Morgenandacht
Horizonterweiterung
27.06.2016 06:35

Heute ist die Bank auf dem Darß mit Blick aufs Meer mausgrau. In meinen Erinnerungen aber bleibt sie Immergrün. Eine Hoffnungsbank für eine, die sich nicht mit engen Horizonten abfinden will. So eine bin ich.

 

Als ich vor einigen Wochen wieder einmal auf meiner Bank rastete, fragte mich ein etwa Fünfjähriger, der neben mir mit seinem Fernglas hantierte: wohin fährt das Schiff da ganz hinten? Ich musste lachen, weil ich mir diese Frage in den Zeiten der DDR auch immer und immer wieder gestellt habe. Wohin fahren die großen Schiffe am Horizont? Fahren sie nach Dänemark oder Schweden? Wie mag es dort sein? Werde ich selbst einmal auf einem solchen Schiff reisen können – raus aus der Enge der umgrenzten DDR? Sie ließen nachts an den Ostseeküsten gnadenlos grelle Scheinwerfer über die Strände fluten – über späte Sonnenuntergangsanbeter, über Liebespaare in Sandkulen oder auch solche, die eine Flucht mit dem Schlauchboot über das grenzenlose Meer wagen wollten. Wie oft habe ich mich weggeduckt auf meiner Bank, um mein Gesicht im Licht nicht preiszugeben.

 

Wohin fährt das Schiff, unterbricht der Fünfjährige meine Gedanken. Ich denke, dass es nach Schweden fährt, antworte ich ihm. Dort war ich schon mal, antwortet er strahlend. Dort sind die Häuser rot.

 

Dort war er schon, der kleine Weltbürger, der das Glück hat, Eltern mit einem privilegierten Pass zu haben. Einem deutschen Pass, wie ich annehme, der einem Kind schon früh zeigt, wie wunderbar Freiheit und Grenzenlosigkeit sind . Er wird vielleicht nicht in alle, aber in manche Welt kommen. Reisen kostet Geld. Aber er muss sich nicht, wie ich es einmal musste, und wie es heute Millionen Menschen wieder müssen, innerlich mit Grenzen abfinden, an denen geschossen wird, an denen man gefangen genommen wird, an denen die Hoffnungen auf Freiheit enden. Er muss wohl niemals mit seiner Familie korrupte Schleuser mit Geld füttern, um hinter dem Horizont eines beengten, bedrohten Lebens ein Leben in Würde beginnen zu können.

 

Es ist doch toll, sage ich zu dem Jungen, dass es hinter dem Schiff am Horizont immer weiter und weiter geht.
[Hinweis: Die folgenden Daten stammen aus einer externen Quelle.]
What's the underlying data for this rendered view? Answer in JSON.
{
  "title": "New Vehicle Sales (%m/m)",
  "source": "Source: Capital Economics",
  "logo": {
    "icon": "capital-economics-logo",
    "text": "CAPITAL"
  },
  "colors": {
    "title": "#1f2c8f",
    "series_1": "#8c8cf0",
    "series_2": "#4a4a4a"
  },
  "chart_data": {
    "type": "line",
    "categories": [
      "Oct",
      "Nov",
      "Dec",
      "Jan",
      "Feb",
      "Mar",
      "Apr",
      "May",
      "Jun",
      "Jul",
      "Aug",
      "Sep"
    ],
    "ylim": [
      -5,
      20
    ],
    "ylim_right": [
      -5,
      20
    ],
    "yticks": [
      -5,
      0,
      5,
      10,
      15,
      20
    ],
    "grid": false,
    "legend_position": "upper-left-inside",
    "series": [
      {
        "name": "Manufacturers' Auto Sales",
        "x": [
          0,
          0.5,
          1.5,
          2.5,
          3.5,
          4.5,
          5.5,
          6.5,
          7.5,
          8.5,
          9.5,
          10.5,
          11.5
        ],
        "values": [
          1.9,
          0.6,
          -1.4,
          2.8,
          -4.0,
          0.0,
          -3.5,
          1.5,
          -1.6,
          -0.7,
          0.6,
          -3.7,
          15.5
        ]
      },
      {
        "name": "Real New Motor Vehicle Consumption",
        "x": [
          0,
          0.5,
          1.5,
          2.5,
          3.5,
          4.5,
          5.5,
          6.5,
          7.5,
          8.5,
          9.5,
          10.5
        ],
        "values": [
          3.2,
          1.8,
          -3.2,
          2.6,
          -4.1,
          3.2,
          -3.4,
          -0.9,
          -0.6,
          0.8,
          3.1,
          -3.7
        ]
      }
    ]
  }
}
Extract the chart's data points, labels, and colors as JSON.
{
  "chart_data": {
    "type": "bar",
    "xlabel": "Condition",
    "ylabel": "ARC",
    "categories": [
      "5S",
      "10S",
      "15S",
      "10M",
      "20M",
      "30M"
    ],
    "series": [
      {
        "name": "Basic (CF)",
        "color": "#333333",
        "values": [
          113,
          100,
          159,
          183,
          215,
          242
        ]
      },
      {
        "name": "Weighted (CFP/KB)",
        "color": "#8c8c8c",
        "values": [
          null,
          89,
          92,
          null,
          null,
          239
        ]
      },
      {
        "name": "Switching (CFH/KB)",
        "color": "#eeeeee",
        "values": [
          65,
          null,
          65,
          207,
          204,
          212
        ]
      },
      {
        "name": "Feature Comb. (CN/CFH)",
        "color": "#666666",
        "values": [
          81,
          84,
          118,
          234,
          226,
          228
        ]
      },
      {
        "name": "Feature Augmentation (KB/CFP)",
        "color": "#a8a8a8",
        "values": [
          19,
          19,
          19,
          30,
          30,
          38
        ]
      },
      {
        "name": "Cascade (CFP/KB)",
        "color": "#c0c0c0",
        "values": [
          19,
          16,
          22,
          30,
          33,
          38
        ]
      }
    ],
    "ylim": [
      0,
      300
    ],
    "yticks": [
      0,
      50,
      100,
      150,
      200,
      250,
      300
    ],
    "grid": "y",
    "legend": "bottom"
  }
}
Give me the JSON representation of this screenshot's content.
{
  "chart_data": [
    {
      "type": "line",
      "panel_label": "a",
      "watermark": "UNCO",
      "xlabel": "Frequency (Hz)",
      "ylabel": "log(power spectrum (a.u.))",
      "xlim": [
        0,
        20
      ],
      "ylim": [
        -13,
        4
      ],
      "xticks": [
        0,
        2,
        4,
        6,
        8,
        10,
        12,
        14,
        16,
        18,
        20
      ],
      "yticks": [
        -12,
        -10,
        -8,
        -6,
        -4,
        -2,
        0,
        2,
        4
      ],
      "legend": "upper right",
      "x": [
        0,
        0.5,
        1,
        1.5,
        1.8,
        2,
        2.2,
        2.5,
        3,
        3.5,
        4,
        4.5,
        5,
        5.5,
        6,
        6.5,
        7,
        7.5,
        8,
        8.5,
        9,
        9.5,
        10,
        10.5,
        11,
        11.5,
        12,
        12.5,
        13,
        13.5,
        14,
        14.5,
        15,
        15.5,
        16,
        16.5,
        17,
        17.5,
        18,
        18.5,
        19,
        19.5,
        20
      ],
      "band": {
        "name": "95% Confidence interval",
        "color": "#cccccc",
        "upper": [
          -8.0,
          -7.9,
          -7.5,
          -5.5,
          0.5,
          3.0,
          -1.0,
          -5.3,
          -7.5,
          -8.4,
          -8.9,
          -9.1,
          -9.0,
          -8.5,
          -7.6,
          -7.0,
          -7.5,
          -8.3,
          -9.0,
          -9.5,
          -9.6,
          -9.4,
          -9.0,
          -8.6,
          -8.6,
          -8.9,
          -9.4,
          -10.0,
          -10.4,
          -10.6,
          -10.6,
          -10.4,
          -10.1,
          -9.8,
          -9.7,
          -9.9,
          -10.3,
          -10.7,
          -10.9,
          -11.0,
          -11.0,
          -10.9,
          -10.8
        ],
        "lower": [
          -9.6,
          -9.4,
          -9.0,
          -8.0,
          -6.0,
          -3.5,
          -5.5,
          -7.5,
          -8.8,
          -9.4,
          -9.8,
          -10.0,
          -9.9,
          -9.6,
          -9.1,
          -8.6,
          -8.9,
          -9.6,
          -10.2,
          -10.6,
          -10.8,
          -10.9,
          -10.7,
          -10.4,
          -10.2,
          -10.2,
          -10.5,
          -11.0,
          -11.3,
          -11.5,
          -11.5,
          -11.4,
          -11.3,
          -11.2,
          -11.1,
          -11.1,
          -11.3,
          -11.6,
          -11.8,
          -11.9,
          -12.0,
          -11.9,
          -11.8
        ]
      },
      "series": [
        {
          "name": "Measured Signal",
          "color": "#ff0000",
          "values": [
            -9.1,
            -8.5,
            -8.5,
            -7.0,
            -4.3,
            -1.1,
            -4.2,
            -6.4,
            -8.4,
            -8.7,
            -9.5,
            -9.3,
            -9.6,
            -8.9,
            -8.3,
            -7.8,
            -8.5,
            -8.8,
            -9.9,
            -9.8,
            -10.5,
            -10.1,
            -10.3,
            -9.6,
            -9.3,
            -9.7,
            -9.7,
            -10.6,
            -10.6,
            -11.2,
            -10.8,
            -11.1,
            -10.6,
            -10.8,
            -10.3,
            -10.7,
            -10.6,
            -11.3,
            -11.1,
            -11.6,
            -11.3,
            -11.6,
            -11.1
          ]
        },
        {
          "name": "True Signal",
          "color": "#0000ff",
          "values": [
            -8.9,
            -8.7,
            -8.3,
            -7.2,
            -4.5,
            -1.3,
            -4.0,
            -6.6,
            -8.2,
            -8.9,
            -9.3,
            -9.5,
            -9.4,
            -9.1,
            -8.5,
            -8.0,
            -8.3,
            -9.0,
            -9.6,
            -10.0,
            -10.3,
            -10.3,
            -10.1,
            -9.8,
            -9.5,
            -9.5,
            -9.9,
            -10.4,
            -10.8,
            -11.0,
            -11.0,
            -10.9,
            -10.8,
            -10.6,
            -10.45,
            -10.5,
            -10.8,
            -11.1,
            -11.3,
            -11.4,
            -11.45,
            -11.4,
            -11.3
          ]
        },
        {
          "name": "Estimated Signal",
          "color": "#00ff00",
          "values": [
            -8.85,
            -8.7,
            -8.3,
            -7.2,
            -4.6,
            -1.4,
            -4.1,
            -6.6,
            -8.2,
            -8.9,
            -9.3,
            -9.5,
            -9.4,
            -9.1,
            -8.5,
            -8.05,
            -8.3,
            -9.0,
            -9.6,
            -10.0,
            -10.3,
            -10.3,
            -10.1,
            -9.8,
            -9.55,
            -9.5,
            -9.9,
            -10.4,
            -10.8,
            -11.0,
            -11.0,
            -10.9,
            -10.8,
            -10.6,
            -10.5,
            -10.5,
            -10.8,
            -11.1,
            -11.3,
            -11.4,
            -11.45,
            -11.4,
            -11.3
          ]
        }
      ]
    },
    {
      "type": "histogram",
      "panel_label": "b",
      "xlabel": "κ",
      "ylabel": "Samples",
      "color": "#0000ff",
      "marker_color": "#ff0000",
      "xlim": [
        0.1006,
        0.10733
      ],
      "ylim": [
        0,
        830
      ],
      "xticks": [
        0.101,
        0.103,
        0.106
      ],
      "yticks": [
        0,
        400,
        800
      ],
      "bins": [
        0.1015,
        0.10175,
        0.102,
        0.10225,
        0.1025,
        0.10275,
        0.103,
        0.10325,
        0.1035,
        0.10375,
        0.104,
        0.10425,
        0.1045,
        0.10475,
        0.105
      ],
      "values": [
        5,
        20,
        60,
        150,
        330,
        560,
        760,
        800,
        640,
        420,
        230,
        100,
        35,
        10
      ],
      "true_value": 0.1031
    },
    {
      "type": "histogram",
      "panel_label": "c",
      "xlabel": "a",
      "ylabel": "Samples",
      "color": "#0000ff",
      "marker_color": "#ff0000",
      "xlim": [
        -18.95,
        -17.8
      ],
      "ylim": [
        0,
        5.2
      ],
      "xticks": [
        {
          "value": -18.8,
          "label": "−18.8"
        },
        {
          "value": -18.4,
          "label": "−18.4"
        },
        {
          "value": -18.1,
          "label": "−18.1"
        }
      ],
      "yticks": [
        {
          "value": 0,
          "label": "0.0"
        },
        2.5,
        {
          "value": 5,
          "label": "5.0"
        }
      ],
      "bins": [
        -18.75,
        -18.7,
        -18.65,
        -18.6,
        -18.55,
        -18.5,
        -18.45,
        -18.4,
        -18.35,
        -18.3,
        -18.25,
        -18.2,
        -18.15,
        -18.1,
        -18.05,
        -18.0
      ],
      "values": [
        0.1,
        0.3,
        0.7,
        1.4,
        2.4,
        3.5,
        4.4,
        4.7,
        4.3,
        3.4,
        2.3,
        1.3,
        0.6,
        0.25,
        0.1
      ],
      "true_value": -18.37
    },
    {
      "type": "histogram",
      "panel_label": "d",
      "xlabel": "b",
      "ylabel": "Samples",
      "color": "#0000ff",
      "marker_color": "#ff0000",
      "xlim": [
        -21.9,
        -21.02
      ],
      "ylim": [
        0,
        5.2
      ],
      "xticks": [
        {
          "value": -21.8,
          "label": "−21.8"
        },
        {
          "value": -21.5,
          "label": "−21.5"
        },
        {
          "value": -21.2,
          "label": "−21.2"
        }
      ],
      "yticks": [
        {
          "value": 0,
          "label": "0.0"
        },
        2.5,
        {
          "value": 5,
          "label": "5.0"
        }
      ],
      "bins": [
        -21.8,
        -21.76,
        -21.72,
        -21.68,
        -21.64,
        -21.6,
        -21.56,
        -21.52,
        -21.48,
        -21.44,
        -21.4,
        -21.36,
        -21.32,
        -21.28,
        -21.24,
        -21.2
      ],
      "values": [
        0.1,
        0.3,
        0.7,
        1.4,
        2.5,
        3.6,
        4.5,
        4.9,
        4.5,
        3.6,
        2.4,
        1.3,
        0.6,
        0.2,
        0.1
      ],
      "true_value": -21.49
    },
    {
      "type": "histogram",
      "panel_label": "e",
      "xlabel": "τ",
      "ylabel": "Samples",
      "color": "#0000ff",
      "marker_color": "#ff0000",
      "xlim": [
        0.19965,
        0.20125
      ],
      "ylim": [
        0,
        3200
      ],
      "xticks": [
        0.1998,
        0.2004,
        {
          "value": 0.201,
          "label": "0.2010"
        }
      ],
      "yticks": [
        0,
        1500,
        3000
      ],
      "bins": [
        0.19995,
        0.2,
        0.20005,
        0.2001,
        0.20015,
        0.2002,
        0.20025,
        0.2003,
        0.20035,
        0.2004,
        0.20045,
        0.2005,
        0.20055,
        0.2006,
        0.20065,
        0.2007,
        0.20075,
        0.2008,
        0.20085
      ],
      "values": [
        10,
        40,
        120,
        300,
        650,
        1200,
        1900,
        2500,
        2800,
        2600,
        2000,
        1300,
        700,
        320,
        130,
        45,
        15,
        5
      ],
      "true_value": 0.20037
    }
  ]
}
Und dass man manchmal ganz weit reisen darf, um andere Länder und Menschen kennenzulernen. Das Kind nickt zustimmend.

 

Heute vor 25 Jahren, am 27. Juni 1991 haben sich die Evangelischen Kirchen in Ostdeutschland und Westdeutschland wieder zu einer gemeinsamen Kirche vereinigt. Viele erinnern sich daran. Das war damals ein großes und nicht unumstrittenes Ereignis. Würden wir das denn schaffen, unsere so unterschiedlichen Erfahrungen in der Kirche der damaligen Bundesrepublik und einer „Kirche im Sozialismus“ in eine neue, die Evangelische Kirche in Deutschland, einzubringen? Würden wir einander zuhören, einander glauben, einander vergeben? Würden wir voneinander lernen wollen, dass beide Kirchen Mut, Glauben, Engagement und Ideen einzubringen hatten? Würden wir dem jeweils anderen ein Stück seiner Identität lassen, ohne ihn zu klein zu reden?

 

 1991 gehörte ich zu den Skeptikern einer solchen vereinigten Kirche. Ich konnte mir eine so einschneidende Veränderung nicht als Horizonterweiterung vorstellen. Ich musste erst lernen, aus einem Kokon aufgezwungener Begrenzung herauszukriechen. Heute empfinde ich die gemeinsame Evangelische Kirche in Deutschland als Segen. Sie hat Schwachstellen, aber vor allem hat sie eine enorme Vielfalt. An ihr habe ich teil, Sie gestalte ich mit. Und sie sieht ihre wichtige Verpflichtung gegenüber den Menschen, die jetzt als Flüchtende Grenzen überwinden wollen – aus Armut, aus Krieg, aus menschenunwürdigen Verhältnissen.

 

Segen, den Gott austeilt, der muss ausstrahlen.